Talia - February 3, 2012 7:56 PM

I just wanted to point out that avoiding or minimizing oil use does not have to equate to minimizing pleasurable eating. I make a lot of nut-based dressings and often eat my salads with tasty salsas and spiced hummuses. On occasion, when I go to restaurants, I ask for dressing on the side and use it sparingly- healthy eating does not have to be all or nothing, but knowledge is our best tool to making smarter eating choices. Here is a link to many well-received oil-free dressing recipes: http://healthygirlskitchen.blogspot.com/2011/09/big-list-of-no-oil-salad-dressings.html

Joe - February 5, 2012 9:58 AM

I've found that reducing the olive oil I use in dressings and substituting a salsa, tomato sauce, or carrot or pumpkin puree makes a fantastic dressing that still has a hint of virgin olive flavor I love, and I don't think I'm killing myself including a couple of teaspoons of olive oil in my diet. Dr. Fuhrman even says this is not an all or nothing proposition. These are steps we can all use to improve our health, and believe it or not believe it that's up to you. Thank you Dr. Fuhrman for putting the information out there!!!

WilliamT - February 6, 2012 10:59 PM

Several years ago, my medical doctor said I was too thin as a vegetarian and needed to gain weight. He recommended I eat pasta and pour on gobs of olive oil. I went out and bought the highest quality extra virgin organic cold pressed Olive Oil. Per my doctor's instructions, I poured olive oil on everything I ate, breakfast, lunch and dinner. Within a short time frame, I developed little lymphatic type nodules under both arm pits and in my private parts. Scared, I stopped the Olive Oil cold turkey. I was sure I had given myself terminal cancer. To my relief, after a week or so, all the nodules disappeared, simultaneously with stopping the olive oil. I made no other changes to my diet. I know I shouldn't have consumed that much olive oil on my food, but the Olive Oil shouldn't have created all the little 1/2 inch nodules on my body either, especially if it was supposedly good for you. Now I look forward to my salad every lunch and dinner with lemon juice, walnuts, sunflower/sesame seeds and avocado. Thank you Dr F!

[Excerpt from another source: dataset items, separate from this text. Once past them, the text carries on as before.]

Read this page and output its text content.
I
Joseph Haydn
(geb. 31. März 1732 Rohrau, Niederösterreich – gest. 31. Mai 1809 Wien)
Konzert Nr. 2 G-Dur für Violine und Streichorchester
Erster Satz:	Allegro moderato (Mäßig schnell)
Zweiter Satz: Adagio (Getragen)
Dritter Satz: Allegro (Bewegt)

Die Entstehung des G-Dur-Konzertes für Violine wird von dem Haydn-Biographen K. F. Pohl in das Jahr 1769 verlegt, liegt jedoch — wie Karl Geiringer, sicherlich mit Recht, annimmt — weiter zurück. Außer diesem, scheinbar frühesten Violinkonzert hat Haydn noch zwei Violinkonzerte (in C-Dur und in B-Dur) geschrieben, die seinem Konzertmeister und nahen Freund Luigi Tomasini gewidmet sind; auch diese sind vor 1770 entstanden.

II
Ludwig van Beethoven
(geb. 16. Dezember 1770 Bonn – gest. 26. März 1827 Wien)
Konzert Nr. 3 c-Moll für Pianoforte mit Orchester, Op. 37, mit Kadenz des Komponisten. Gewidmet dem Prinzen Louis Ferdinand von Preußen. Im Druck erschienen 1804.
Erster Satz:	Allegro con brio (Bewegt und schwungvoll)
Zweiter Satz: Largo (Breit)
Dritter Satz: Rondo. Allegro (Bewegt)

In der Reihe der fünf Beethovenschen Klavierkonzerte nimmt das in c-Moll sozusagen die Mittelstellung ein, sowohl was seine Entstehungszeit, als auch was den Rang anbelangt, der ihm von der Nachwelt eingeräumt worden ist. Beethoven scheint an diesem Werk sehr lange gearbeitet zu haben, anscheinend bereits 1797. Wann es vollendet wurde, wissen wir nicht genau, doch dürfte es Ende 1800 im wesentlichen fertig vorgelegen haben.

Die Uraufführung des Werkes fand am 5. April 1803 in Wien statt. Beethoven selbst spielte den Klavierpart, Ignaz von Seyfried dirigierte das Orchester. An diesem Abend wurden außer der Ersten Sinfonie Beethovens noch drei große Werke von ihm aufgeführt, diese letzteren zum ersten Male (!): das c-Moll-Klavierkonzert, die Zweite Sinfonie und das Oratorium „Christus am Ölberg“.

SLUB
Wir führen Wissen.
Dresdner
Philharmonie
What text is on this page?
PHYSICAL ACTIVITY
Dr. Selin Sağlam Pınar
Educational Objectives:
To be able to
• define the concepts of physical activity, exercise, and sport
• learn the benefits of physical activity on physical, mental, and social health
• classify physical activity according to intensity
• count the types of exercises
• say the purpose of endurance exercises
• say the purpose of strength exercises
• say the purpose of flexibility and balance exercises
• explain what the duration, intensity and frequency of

RW - February 12, 2012 11:19 PM

What about olives? I know most olives are loaded with sodium, but - a local grower has some which are brined only with garlic, parsley and lemon juice.... no salt.
Are low-sodium olives healthy?

abitcrunchy - March 8, 2012 5:45 PM

Gee...and here I thought that counting calories was an 80's thing.

joseph brian palange - March 22, 2012 8:28 AM

I would like to suggest folks, honestly the article is informative. But it would be good more for me if the study includes physical observation like group A using olive oil for certain period of time and group B having no olive oil. to that point we will determine the study if it is badly concern for the health community or not. I am thankful for the article because i learned new things. But it would be more helpful if the theory confirmed by applications. Or we will see results whether using olive oil will harm us even using it in minimal. In my opinion the author simply teaching what is more nutritious. but in my opinion I have lots of instances that my patients goes well when they are taking 2tbsp of olive oil. probably not in the nutrition but I believe every thing has its own unique rule. I disagree to disregard olive totally in all instances but rather we should be wise enough how to use its talent.

kate - August 26, 2012 5:55 PM

I have something to say about all of this .....One simple fact is...ANY oils are not whole foods. Whole foods are the key words here. I use olive oil, but have noticed that when I stop using it, or cut way back, I seem to feel better. I think oils are hard to digest, and maybe it would be better just to eat olives. The dried ones, that are cured without salt. Then you get the whole enchilada. Right????

trajayjay - January 25, 2013 10:21 PM

Ok, so i'm assuming that olive oil is only unhealthy if you pour a glass of it and drink it like milk. But no one does that. Usually, olive oil is used to saute or dress a salad, or marinade. It shouldn't contribute a huge amount of calories to our diet. And besides, people who struggle to gain weight would benefit from a little OO. But if olive oil is so bad for us, then what should we use in its place?